April’s natural gas production figure also represents a small decrease from the 5.383 Bcf/d that was accounted for during March 2017.
Meanwhile, U.S. pipeline imports have grown rapidly. Pemex has pursued production of oil over natural gas while the national power company, Comision Federal de Electricidad (CFE), has been constructing natural gas-fired power plants.
Pemex has historically regarded gas as a byproduct of oil exploration and production. A decline in gas prices reinforced that tendency, particularly as earnings from oil production have been used to prop up the country’s finances. Until recently, oil earnings accounted for about one-third, of the state’s income.
By contrast, the reduction in gas prices spurred the construction by CFE of combined-cycle power plants and conversion of oil-fired units.
Mexico’s gas production peaked in 2009 at 7.03 Bcf/d. Since then, production in the once-prolific dry-gas basins of Burgos and Veracruz has declined sharply. The Burgos Basin lies across the border from South Texas; Veracruz is in the southern Gulf of Mexico region.
Burgos peaked at 1.515 Bcf/d in 2009. Last April it turned out 698 MMcf/d.
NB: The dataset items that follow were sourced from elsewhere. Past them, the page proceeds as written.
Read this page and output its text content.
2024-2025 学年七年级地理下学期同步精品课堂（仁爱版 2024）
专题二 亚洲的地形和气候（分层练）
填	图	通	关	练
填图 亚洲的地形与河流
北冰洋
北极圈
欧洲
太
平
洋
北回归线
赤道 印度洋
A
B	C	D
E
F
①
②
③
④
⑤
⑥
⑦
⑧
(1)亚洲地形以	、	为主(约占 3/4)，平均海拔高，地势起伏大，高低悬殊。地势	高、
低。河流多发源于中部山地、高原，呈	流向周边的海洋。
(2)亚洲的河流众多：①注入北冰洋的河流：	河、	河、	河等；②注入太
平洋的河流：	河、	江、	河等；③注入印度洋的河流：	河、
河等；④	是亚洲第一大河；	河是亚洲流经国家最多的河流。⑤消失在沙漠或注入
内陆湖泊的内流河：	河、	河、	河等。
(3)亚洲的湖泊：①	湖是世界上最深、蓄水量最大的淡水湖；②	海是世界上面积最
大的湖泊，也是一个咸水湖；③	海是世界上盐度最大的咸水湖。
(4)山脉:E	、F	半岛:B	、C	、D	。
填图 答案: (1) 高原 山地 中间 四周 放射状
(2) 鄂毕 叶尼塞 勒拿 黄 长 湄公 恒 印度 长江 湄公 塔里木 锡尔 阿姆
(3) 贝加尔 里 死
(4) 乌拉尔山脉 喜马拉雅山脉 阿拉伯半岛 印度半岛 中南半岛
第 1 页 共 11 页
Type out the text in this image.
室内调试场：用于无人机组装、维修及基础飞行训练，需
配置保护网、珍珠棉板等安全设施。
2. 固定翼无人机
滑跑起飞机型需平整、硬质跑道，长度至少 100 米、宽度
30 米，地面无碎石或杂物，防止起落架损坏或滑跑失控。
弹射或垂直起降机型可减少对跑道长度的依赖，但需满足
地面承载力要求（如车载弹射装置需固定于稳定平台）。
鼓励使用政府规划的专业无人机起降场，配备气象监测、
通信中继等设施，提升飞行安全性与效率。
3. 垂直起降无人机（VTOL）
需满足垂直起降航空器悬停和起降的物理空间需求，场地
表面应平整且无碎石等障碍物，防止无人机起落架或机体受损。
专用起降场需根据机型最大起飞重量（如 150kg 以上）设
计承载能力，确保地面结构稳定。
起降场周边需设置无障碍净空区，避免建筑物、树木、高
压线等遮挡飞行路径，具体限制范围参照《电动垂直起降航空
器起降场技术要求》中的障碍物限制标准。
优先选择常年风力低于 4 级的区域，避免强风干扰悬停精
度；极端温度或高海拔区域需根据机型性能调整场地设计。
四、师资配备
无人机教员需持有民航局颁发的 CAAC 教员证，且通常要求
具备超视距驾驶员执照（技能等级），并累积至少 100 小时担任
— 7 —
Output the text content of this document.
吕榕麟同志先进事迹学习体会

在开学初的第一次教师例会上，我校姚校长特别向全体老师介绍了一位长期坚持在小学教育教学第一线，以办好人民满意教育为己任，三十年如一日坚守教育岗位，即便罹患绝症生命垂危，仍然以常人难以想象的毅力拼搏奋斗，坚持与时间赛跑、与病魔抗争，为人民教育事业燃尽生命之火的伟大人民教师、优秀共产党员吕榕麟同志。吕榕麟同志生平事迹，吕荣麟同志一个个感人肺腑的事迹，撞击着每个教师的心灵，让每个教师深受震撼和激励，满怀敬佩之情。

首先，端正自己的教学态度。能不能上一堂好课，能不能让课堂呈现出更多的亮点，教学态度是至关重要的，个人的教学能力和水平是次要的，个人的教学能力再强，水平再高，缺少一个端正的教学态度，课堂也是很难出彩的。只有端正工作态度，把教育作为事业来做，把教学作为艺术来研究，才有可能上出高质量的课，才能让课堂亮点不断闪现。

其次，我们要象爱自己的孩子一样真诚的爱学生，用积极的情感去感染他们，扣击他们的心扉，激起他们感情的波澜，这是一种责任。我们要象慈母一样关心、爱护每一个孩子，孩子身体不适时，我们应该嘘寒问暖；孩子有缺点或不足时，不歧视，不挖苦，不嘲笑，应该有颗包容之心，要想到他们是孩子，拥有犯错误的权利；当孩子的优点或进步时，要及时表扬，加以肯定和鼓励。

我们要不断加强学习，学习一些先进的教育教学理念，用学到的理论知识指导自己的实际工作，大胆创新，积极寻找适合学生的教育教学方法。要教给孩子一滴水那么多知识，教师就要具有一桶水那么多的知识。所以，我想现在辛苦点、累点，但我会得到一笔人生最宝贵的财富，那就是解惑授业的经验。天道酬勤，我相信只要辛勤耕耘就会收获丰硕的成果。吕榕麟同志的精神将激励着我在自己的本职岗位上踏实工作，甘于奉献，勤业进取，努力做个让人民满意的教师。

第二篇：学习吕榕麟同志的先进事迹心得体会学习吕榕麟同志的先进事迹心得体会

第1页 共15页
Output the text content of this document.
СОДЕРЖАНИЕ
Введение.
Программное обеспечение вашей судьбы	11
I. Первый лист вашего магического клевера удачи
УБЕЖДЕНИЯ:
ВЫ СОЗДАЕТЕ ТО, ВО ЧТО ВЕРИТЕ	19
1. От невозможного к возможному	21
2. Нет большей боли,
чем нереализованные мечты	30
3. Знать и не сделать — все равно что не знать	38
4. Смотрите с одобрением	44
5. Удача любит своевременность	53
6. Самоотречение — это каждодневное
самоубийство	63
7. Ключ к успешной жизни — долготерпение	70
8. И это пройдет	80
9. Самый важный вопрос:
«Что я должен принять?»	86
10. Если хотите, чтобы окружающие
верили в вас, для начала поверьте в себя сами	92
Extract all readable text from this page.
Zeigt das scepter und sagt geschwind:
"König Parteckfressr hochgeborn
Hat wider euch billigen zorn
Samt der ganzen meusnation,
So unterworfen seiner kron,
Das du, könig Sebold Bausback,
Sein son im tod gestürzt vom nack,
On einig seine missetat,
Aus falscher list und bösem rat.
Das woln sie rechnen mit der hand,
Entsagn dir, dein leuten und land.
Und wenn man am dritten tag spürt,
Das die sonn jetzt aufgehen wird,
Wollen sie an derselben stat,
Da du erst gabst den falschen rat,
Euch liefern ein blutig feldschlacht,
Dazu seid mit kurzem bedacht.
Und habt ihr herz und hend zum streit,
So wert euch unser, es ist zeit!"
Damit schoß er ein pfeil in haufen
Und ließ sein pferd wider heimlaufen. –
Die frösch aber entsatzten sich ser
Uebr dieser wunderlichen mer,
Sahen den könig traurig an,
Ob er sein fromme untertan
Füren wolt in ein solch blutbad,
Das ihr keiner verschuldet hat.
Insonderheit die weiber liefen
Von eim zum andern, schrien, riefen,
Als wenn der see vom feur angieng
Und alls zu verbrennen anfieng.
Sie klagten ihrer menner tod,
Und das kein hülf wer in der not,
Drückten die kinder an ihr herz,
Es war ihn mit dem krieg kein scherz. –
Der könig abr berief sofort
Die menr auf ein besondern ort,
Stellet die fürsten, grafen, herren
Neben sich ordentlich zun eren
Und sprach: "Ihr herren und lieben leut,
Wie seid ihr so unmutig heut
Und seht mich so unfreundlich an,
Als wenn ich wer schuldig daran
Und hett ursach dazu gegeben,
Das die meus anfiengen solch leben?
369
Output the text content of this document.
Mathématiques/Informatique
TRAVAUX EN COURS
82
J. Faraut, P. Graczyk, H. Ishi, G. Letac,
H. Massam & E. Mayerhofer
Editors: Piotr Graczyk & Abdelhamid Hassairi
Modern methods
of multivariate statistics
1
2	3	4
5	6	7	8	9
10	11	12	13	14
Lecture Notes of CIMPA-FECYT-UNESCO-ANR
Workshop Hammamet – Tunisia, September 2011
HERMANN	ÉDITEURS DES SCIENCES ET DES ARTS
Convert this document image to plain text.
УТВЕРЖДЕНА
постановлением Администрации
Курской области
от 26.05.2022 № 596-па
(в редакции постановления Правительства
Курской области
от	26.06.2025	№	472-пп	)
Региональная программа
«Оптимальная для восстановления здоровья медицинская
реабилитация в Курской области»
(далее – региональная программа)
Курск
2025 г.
Veracruz peaked at 957 MMcf/d in 2008; in April it produced 280 MMcf/d. In the case of Burgos in particular, part of the problem has been the presence of organized crime in the area, where Pemex engineers and employees of contractors have been targeted.
Today, the Cantarell field is Mexico’s leading producer of natural gas, at 1.278 Bcf/d, but the gas is heavily polluted with nitrogen that was used for injection in a bid to to reach a crude production peak of 2.38 million b/d in 1994, which made it the most productive offshore field of its time.